Renormalization of theσmodel at finite temperature

Abstract

The temperature dependence of a many-body theory with the dynamics defined by the relativistic linear $\sigma$ model is studied. The model has SU(2) × SU(2) chiral symmetry with fermions belonging to a (½,0) + (0,½) representation interacting with the $\sigma$ and $\pi$ mesons belonging to the (½, ½) representation of the chiral symmetry group. The dimensional-regularization technique together with the renormalization procedure of 't Hooft is used to reproduce the well-known result that the counterterms of the symmetric theory remove the divergences of the theory with spontaneous symmetry breaking, without however the need for invoking auxiliary fermion fields.
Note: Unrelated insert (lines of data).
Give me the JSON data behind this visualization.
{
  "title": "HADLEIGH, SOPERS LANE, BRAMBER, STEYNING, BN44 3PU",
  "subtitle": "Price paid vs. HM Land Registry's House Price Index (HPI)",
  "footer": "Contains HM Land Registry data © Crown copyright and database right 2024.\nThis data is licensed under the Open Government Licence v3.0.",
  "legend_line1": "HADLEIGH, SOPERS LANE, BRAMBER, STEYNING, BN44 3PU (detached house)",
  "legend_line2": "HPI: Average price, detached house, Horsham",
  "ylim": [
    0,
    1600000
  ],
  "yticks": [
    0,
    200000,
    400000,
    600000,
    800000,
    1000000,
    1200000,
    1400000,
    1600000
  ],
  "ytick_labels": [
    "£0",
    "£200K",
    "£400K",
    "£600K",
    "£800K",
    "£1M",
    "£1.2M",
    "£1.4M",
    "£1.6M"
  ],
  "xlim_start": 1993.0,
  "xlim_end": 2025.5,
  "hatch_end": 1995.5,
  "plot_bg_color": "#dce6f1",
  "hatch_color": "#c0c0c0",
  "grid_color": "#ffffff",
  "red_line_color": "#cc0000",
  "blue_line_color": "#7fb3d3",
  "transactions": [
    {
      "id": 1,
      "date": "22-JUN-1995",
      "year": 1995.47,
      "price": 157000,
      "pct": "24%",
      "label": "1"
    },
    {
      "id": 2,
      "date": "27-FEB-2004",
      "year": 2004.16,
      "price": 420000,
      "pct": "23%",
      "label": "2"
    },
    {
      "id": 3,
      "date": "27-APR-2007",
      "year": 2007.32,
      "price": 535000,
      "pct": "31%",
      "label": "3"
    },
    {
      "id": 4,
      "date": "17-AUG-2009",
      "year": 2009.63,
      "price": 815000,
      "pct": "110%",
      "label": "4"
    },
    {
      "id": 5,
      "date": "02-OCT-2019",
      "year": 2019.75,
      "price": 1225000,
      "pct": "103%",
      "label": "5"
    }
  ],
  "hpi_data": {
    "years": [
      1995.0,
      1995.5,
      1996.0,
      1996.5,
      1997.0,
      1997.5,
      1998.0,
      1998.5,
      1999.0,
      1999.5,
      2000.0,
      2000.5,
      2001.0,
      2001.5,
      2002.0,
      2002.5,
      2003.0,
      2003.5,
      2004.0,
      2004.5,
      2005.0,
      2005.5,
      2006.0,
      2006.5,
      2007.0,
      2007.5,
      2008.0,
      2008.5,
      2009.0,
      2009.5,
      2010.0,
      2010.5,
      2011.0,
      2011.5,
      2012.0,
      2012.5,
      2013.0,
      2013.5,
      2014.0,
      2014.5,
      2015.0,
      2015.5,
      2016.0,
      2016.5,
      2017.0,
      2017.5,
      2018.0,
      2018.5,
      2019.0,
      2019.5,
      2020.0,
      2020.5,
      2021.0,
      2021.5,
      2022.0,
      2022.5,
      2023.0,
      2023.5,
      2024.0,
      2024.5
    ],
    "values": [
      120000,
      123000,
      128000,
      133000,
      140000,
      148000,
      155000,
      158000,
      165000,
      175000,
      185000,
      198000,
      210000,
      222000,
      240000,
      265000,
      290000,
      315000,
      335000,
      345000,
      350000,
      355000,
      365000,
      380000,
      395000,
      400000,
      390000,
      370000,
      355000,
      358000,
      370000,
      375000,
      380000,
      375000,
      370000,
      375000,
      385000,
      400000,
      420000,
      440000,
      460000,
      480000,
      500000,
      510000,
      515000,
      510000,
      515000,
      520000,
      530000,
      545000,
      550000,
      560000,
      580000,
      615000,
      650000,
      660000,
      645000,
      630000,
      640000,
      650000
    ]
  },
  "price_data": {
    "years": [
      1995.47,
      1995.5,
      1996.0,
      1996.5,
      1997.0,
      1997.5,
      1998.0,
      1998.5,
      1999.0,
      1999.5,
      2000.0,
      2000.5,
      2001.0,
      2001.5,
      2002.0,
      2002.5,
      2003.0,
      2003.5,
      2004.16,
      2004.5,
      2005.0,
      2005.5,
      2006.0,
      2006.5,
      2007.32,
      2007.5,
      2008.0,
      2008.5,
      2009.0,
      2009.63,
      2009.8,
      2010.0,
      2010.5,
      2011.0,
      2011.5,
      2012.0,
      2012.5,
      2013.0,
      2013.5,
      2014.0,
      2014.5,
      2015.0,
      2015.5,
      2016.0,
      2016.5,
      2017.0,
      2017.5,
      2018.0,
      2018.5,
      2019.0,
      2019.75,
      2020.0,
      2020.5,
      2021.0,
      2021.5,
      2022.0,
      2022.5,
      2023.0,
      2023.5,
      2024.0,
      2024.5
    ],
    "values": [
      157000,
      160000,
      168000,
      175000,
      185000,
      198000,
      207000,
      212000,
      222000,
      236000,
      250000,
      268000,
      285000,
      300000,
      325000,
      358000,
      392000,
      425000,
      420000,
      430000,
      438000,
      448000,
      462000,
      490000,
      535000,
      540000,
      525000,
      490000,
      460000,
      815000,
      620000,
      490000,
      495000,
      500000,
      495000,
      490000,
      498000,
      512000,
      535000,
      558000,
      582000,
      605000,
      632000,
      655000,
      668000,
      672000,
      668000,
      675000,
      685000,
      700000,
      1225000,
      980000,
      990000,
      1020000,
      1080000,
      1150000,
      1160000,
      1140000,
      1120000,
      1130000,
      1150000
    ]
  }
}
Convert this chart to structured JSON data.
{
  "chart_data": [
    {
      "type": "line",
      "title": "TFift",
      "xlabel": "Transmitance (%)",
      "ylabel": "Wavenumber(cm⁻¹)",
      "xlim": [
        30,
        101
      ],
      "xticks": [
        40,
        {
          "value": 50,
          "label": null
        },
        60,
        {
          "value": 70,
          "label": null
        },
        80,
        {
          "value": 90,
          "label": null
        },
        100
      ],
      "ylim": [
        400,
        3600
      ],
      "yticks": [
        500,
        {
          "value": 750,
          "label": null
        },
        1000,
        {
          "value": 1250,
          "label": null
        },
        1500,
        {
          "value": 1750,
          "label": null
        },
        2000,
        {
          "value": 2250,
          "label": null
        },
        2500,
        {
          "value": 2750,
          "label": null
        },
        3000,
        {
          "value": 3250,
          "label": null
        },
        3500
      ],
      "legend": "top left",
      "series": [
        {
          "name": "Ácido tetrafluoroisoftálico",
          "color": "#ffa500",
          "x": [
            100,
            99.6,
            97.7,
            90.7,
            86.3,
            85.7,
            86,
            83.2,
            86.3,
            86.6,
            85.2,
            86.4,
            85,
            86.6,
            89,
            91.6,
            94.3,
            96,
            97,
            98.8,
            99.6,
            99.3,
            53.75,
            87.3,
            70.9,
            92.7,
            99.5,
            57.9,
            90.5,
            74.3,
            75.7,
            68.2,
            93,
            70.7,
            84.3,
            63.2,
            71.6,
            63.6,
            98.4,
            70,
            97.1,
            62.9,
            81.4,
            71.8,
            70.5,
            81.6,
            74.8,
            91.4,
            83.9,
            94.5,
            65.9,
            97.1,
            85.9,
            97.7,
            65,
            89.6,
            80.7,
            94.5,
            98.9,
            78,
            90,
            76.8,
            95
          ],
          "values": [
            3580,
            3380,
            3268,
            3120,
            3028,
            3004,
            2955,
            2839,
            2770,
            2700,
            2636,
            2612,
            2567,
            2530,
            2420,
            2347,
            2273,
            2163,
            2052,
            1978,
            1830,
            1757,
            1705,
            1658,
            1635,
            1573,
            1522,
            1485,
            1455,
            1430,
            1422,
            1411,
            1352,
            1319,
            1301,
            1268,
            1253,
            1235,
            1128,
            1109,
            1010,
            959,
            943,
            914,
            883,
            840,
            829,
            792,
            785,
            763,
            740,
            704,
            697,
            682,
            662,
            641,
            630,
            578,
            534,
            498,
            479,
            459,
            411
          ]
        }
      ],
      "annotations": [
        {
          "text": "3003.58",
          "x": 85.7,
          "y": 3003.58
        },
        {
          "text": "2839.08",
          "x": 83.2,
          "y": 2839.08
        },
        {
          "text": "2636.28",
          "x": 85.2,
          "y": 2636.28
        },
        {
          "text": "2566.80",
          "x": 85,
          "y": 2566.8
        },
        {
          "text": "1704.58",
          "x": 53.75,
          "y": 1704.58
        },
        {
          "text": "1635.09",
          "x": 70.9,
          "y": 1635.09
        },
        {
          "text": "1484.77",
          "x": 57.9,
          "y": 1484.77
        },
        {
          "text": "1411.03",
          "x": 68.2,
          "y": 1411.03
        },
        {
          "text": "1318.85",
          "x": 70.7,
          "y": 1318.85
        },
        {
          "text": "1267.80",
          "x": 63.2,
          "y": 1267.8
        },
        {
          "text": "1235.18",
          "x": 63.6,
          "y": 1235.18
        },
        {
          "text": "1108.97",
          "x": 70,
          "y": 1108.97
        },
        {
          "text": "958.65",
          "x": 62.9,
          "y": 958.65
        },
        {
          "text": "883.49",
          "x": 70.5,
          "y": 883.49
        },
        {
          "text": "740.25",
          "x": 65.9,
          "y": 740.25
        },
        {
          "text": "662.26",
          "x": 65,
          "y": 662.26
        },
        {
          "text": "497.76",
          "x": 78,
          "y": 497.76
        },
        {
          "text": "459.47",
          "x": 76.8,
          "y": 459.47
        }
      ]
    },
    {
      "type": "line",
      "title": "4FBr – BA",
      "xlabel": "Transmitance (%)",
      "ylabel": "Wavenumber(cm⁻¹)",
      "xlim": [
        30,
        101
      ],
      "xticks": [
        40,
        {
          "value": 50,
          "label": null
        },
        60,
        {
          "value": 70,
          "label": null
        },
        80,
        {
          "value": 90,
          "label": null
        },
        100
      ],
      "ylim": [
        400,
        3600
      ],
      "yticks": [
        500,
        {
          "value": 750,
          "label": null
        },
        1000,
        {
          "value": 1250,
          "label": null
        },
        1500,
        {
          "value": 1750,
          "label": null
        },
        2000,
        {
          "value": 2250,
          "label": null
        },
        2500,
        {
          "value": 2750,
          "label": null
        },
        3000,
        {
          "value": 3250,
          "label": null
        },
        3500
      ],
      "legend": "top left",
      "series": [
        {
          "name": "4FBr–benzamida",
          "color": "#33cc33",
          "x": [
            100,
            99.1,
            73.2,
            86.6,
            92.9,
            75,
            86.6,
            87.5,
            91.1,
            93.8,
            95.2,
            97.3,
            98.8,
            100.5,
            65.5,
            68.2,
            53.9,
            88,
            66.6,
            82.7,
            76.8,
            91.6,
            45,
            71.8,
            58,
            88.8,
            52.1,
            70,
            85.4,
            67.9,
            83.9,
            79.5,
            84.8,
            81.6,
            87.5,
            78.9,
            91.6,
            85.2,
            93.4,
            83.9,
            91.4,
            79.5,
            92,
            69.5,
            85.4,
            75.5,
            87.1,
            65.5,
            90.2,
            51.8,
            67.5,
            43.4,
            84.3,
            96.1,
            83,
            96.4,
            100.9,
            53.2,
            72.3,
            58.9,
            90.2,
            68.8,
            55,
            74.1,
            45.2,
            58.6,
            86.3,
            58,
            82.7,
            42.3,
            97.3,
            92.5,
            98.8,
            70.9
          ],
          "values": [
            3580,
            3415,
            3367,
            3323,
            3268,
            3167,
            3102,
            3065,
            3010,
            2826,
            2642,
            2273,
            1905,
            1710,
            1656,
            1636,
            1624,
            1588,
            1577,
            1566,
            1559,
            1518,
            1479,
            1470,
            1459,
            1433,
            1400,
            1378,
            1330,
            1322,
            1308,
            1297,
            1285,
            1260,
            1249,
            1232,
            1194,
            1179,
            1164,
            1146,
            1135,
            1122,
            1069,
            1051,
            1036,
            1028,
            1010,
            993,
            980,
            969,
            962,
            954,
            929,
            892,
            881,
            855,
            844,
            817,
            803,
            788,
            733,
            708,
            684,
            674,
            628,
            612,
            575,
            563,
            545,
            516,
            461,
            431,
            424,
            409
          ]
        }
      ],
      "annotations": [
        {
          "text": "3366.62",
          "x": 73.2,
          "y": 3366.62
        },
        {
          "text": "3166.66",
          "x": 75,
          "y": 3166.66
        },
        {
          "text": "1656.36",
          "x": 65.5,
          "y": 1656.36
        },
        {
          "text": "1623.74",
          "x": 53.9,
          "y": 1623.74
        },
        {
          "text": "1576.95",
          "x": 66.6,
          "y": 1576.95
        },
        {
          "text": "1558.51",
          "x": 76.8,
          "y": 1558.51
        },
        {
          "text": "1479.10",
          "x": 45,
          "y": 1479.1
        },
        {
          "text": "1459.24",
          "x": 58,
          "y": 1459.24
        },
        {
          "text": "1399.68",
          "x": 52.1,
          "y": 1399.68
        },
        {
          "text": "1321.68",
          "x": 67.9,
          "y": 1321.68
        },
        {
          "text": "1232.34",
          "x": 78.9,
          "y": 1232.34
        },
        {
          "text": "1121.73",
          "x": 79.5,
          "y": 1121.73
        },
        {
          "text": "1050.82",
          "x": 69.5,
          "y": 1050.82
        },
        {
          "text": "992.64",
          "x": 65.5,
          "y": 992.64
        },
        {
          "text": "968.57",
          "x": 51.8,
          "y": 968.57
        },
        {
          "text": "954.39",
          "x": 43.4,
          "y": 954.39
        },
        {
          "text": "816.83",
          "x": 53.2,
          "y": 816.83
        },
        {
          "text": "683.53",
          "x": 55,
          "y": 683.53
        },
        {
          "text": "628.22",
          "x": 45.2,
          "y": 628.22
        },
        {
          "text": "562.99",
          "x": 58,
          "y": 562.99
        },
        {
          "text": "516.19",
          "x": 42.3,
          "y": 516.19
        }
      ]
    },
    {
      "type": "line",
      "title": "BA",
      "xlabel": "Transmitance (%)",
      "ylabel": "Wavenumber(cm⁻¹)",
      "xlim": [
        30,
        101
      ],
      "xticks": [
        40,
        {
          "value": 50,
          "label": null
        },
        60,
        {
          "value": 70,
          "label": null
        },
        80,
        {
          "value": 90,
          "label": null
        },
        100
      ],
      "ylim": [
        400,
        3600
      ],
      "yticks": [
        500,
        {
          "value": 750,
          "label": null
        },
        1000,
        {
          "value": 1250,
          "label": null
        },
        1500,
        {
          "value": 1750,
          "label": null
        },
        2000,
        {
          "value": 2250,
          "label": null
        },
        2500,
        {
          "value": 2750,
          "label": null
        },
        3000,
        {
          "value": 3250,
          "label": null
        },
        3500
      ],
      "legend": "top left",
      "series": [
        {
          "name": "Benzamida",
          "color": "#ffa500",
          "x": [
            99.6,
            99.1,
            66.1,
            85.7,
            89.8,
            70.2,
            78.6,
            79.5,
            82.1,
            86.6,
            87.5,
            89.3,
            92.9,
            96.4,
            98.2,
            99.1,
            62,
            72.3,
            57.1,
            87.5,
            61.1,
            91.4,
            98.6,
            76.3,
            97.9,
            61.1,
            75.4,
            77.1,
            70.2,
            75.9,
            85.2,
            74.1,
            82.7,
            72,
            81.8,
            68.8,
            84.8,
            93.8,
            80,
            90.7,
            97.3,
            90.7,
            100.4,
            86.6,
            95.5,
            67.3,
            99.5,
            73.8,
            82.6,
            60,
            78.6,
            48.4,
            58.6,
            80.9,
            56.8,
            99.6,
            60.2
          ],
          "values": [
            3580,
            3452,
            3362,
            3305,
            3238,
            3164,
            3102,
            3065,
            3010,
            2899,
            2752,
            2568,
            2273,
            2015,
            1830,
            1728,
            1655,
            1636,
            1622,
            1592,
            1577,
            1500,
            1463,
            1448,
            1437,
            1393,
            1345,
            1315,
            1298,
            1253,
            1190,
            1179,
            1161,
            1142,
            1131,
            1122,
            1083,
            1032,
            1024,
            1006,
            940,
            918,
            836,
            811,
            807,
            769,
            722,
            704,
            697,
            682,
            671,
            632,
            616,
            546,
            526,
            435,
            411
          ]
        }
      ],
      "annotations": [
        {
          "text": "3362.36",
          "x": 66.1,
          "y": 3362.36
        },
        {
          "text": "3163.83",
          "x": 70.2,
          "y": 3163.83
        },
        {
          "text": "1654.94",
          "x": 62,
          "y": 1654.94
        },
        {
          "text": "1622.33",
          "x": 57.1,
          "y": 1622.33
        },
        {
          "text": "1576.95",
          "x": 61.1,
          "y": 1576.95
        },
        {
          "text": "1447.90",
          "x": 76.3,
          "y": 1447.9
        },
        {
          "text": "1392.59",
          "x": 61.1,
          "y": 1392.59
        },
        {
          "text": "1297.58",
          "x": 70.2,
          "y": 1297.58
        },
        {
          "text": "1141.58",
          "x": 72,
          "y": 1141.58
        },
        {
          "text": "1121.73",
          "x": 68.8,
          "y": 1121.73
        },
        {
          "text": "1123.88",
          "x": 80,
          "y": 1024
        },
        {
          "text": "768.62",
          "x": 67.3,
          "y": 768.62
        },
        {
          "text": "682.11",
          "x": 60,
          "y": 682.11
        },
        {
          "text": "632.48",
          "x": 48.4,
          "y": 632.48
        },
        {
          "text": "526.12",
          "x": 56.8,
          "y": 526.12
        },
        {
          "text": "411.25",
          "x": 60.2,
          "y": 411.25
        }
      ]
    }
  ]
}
Renormalizability is maintained at finite temperatures by the cancellation of temperature-dependent infinities which appear at the two-loop level. This is shown explicitly for the ground-state expectation value of the scalar $\sigma$ field at the two-loop level. When the symmetry is explicitly broken by the term $f_{\pi }{m_{\pi }}^2\sigma$ the symmetry of the original Lagrangian is never restored. In the absence of such a term a symmetry change with temperature is realized and the persistence of the Goldstone mode up to a critical temperature $T_c$, above which the original symmetry is restored, is verified. Thus below $T=T_c$ the low-energy theorems of current algebra associated with the existence of the Goldstone pions would be valid except that all parameters of the theory develop finite, temperature-dependent, corrections. A parallel discussion for density dependence of the symmetry is included. All calculations are done in the real-time formalism for the thermodynamic Green's functions.